Any process that receives n messages computes the OR of all n processes' inputs. Since this is the same set of inputs for all processes, we get agreement, and since the OR of n zeros is zero and n ones is one, we get validity. Unfortunately, if a process crashes before sending all n of its messages, at least one process fails to receive n messages and thus waits forever; this violates termination.
Validity follows from using majority everywhere; we can prove by induction on the phase number that if the input is constant, all values in all phases are equal to it. Agreement follows from the fact that if I see n-1 ones and decide, nobody will see fewer than n-2 ones, and so any subsequent majority and thus any possible decision value will also be one (the same argument applies to zero). We can show non-termination by dividing the processes into groups A₀ and A₁ of size n/2 each. Initially, each p in A_i has v_p = input_p = i, and at each phase, we deliver n/2 messages from group A_i and n/2-1 messages from group A_¬i to each process p in group A_i, delaying the remaining message until p has moved on to a later phase.
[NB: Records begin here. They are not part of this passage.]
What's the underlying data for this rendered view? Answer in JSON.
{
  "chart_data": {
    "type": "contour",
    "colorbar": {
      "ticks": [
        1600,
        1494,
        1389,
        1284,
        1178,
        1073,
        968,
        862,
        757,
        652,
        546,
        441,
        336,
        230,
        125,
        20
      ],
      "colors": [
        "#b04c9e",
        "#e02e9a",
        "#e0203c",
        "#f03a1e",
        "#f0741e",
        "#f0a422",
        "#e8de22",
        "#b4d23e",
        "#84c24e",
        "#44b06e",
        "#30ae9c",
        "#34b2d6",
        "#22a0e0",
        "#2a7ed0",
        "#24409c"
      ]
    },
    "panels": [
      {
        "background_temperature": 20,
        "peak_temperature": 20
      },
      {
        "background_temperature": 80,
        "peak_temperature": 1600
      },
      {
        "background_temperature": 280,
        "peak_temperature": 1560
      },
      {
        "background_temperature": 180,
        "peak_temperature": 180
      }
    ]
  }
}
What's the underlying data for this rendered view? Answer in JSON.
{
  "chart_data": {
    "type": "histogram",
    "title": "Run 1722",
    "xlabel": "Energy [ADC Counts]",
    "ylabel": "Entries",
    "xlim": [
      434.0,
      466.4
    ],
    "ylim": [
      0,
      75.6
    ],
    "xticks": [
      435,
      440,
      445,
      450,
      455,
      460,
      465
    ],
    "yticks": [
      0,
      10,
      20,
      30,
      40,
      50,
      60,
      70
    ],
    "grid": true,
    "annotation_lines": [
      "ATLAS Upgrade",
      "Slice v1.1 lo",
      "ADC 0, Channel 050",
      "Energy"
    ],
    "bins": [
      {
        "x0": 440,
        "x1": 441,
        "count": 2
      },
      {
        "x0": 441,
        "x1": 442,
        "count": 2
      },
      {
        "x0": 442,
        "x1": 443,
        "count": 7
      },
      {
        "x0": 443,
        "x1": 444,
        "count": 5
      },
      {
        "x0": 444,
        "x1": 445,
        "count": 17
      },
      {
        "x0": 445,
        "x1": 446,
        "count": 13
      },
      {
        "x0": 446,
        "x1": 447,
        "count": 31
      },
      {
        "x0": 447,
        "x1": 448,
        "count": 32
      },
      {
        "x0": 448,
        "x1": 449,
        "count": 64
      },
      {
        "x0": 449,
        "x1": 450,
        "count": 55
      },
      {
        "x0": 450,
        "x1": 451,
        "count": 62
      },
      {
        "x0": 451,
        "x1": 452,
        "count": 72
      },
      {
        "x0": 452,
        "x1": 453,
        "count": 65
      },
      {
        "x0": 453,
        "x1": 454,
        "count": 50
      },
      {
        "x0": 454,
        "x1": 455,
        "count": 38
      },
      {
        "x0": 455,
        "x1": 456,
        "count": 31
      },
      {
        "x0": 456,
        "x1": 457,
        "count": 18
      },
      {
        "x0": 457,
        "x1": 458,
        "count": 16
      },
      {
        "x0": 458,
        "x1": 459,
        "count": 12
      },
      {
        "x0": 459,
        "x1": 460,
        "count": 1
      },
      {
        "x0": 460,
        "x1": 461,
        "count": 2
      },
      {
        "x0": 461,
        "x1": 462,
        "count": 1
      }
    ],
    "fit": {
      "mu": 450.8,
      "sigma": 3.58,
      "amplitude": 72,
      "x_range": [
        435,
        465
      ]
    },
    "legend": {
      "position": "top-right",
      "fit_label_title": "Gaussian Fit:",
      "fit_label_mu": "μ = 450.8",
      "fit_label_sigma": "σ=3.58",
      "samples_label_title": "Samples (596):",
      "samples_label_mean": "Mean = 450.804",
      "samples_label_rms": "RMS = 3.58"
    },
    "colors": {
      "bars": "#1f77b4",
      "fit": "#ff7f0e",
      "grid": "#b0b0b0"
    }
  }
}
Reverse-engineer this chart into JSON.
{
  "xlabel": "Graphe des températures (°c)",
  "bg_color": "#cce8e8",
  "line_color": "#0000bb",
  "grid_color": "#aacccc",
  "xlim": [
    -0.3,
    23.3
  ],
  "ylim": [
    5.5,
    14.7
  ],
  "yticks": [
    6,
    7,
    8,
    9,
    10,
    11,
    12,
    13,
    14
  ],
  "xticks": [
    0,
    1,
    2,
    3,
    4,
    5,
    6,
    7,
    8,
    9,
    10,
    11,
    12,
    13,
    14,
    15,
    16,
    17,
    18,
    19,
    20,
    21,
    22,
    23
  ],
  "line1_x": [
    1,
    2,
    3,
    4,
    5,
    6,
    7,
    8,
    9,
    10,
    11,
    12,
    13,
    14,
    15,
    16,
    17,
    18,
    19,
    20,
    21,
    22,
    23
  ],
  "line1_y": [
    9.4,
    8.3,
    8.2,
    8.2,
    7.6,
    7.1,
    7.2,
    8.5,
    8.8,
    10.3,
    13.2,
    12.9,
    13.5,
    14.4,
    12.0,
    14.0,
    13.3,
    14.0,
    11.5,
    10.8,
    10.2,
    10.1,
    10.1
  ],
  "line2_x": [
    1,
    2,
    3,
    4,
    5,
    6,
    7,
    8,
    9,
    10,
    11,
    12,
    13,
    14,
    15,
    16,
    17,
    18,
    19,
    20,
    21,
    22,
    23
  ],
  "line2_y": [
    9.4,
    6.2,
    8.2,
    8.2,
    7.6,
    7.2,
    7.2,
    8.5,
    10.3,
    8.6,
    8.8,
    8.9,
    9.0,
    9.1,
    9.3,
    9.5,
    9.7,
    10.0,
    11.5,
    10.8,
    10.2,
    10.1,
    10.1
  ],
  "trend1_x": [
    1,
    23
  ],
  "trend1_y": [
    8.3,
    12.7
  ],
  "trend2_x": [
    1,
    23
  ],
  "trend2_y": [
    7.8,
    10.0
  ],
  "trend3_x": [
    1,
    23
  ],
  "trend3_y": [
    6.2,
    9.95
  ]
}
Since the majority value in these n-1 messages is always i, v_p never changes, and no process ever sees unanimity.

3. Synchronous agreement with intermittent faults

Suppose we have a system where one process in each round suffers a transmitter failure, causing some subset of its outgoing messages for that round to be lost. These faults are intermittent; a process p that is faulty in round r is not necessarily faulty in round r+1, and indeed if some other process q is faulty in round r+1, then p must not be faulty in round r+1, because at most one process is faulty in each round.

Is it possible to solve synchronous agreement (see SynchronousAgreement) in this model? Give a protocol and prove that it works, or give an impossibility result.

3.1. Solution

Surprisingly, achieving agreement in this model is not possible (at least for n≥2). We can show this using a bivalence argument.
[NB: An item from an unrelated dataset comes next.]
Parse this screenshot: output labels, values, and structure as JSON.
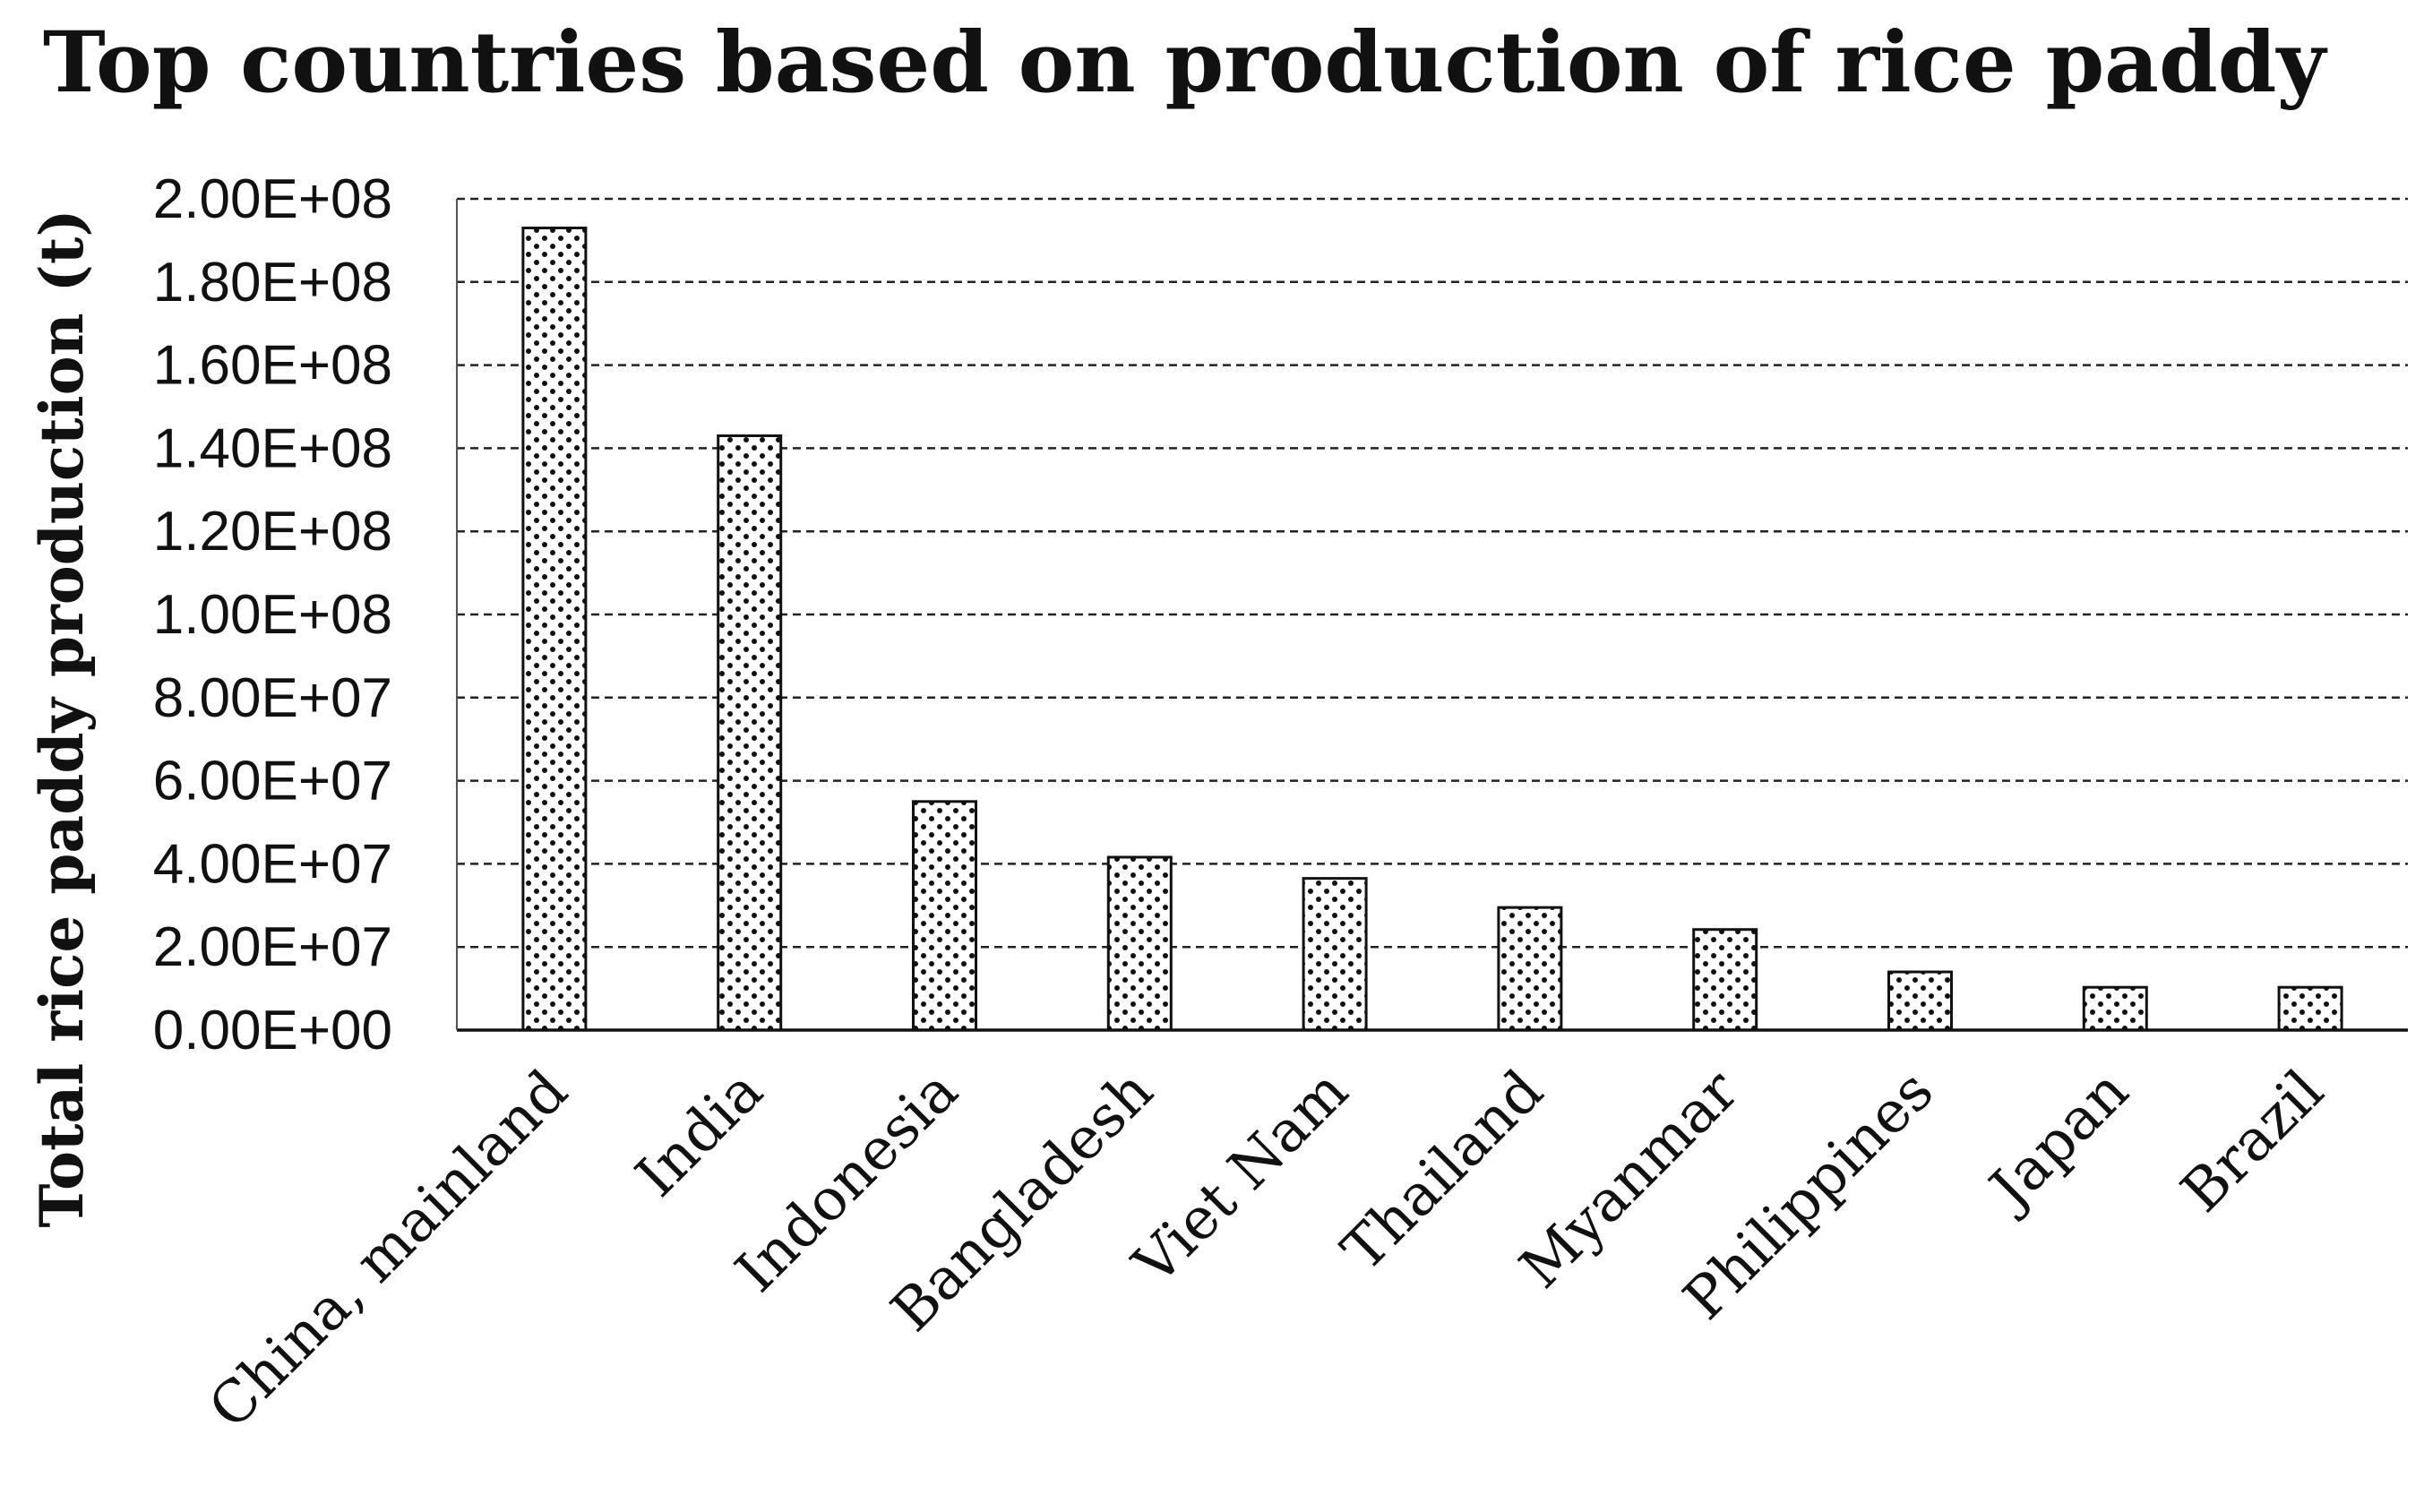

First observe that there is an initial bivalent configuration. When all inputs are 0, the configuration is 0-valent; when all are 1, the configuration is 1-valent. Suppose we change inputs from 0 to 1 one at a time, and consider the resulting intermediate configurations. If all of them are univalent, there are adjacent configurations C₀ and C₁ that differ only in the input to some process p, with C₀ 0-valent and C₁ 1-valent. But if we cut off all outgoing messages from p forever, the remaining processes can't distinguish these two cases, giving a contradiction. It follows that some initial configuration is bivalent.

Now we need to argue that, if we are in a bivalent configuration after k rounds, there is some bivalent configuration reachable from it after one additional round. Given a configuration C, the set of messages sent by all processes is fixed, but different successor configurations C' are reachable depending on which of these messages are delivered. Suppose none of these C' are bivalent; then there exist round k+1 configurations C₀ and C₁ be round k+1 configurations reachable from C that are 0-valent and 1-valent respectively, where C₀ is reached following a transmission failure of some process p₀ in round k and C₁ is reached following a transmission failure of some process p₁ (possibly equal to p₀).

We now construct a sequence of configurations C₀=A₀A₁A₂...A_m=C₁, where each A_i differs from A_i+1 by changing one message delivery. Initially, we get A_i+1 by adding in one message that is not delivered in A_i, until we reach some configuration A_j where all round k messages are delivered. We then work backwards from A_m by having A_m-1 similarly be reached by adding one undelivered message to A_m until we again reach configuration A_j. In each case we have that there is exactly one process q (the recipient of the omitted message) whose state is different in A_i and A_i+1; given two adjacent configurations that are 0-valent and 1-valent, silencing this process q gives a contradiction. It follows that there is in fact some bivalent configuration in this sequence.

(This particular impossibility result, plus several related ones, can be found in this paper.)